I first encountered this recipe during an episode of Ricardo and Friends, where Ricardo made a Greek themed menu that began with red lentil soup. Wanting to incorporate more legumes into our diet I thought perfect, healthy legumes and my husband won’t even know he’s eating them, as the soup gets pureed at the end. I tweaked the recipe a bit by adding some diced, hot chorizo to render down with the onions and other aromatics. This addition added a wonderful smokiness and some heat as well. For extra flavour, I also added the rind from a hunk of parmigianno reggiano. Note to all of those who buy the good stuff: buy your parmigianno reggiano in whole wedges, grate at home when you need it (because it just tastes better that way) and save the rind that you thought was a waste of money, because you know what? It’s not! Save it and drop it into your hearty soups, stews and sauces for incredible flavour and richness!
My next moment of inspiration came from Laura Calder and one of her recipes from her show French Food at Home. In her recipe, she browns thin slices of chorizo in olive oil until they’re lovely, crispy chewy chips. Plop these little jewels on your liquid bowl of pleasure, drizzle with some fruity olive oil and if you like -which I like, very much – a sprinkle of red wine vinegar, and voila, a cure for the winter blues!
Red Lentil and Chorizo Soup
Adapted from “Lentil Vegetable Soup” by Ricardo Larrivee, Ricardo and Friends “Cream of Lentil Soup” by Laura Calder, French Food at Home.
You don’t have to puree this soup.

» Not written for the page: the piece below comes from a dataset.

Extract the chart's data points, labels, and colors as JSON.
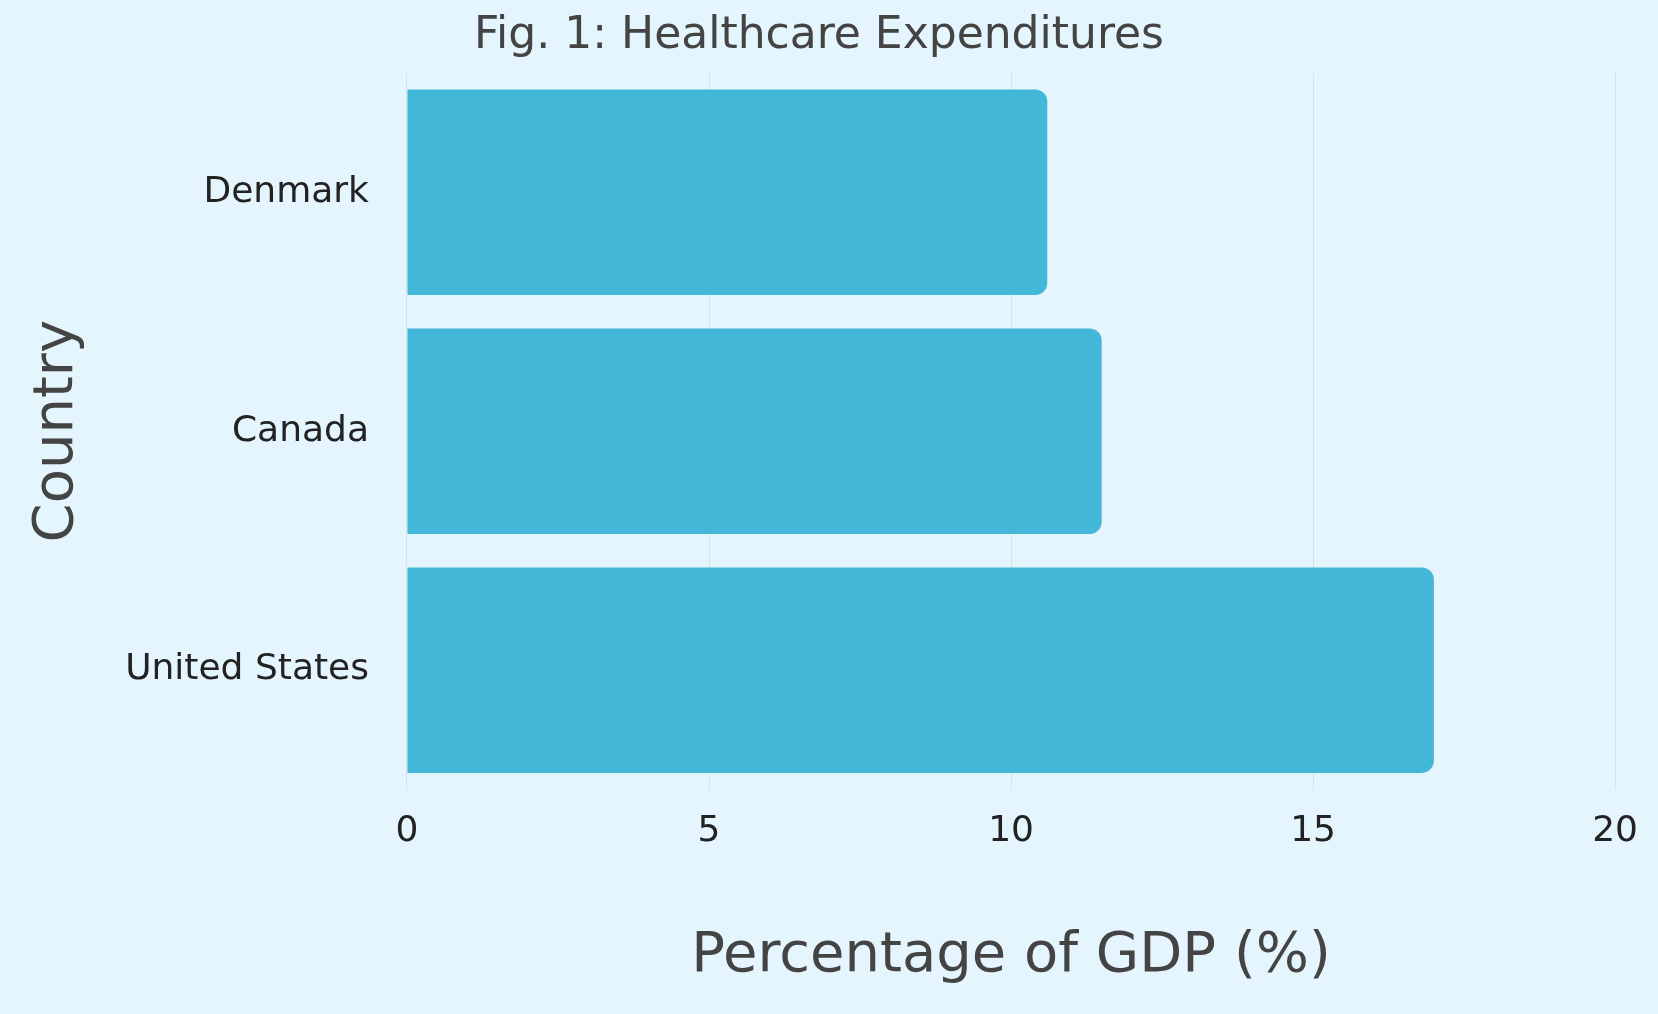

In fact, if you prefer a chunkier, stew-like consistency serve it in its pre blender state. For a vegetarian option substitute the chorizo for about a teaspoon of smoked paprika (smoked paprika comes in hot or mild; to emulate this dish use hot since I used hot chorizo) and vegetable stock instead of chicken stock.
Serves 4 as a meal, 6 as a starter
½ Hot chorizo, half diced and the other sliced (reserve this half for later)
2-3 cloves of whole garlic, crushed
1 large onion, diced
2 stalks of celery, diced
2 medium carrots, diced
2 medium potatoes, cubed
½ can of whole tomatoes and their liquid, chopped
4 cups chicken stock
¾ cup of red lentils
Parmigiano Reggiano rind
2 sprigs of thyme, 2 sprigs of parsley, 1 bay leaf, 5-7 peppercorns
Red wine vinegar (optional)
In a large stock pot, heat a few glugs of olive oil, add the crushed garlic. When fragrant, add the diced chorizo. When browned, add the onions. Sauté onions and chorizo until onions are translucent. Add celery, carrots and potatoes and a good pinch of salt. Cook for 5 minutes.
Using your hands, break down the tomatoes into smaller pieces. Add the tomatoes and chicken stock to the pot. Bring to a boil. Once the soup comes to a boil, turn the burner down to medium and simmer for 20 minutes. Add the lentils and simmer for another 10 minutes.
When vegetables are tender, remove the rind and herbs and blend using an emersion blender or regular blender (if using a regular blender, allow the soup too cool and blend the soup in batches).
Reheat the soup, adjust seasonings and add more chicken stock, if too thick. For a bit of a tang, add a couple of splashes of red wine vinegar.
In a sauté pan, heat a bit olive oil. Slice the chorizo thinly and brown in the pan. Drain the sausage on paper towels.
Ladle the soup into bowls, top with chorizo crisps and a swirl of GOOD olive oil.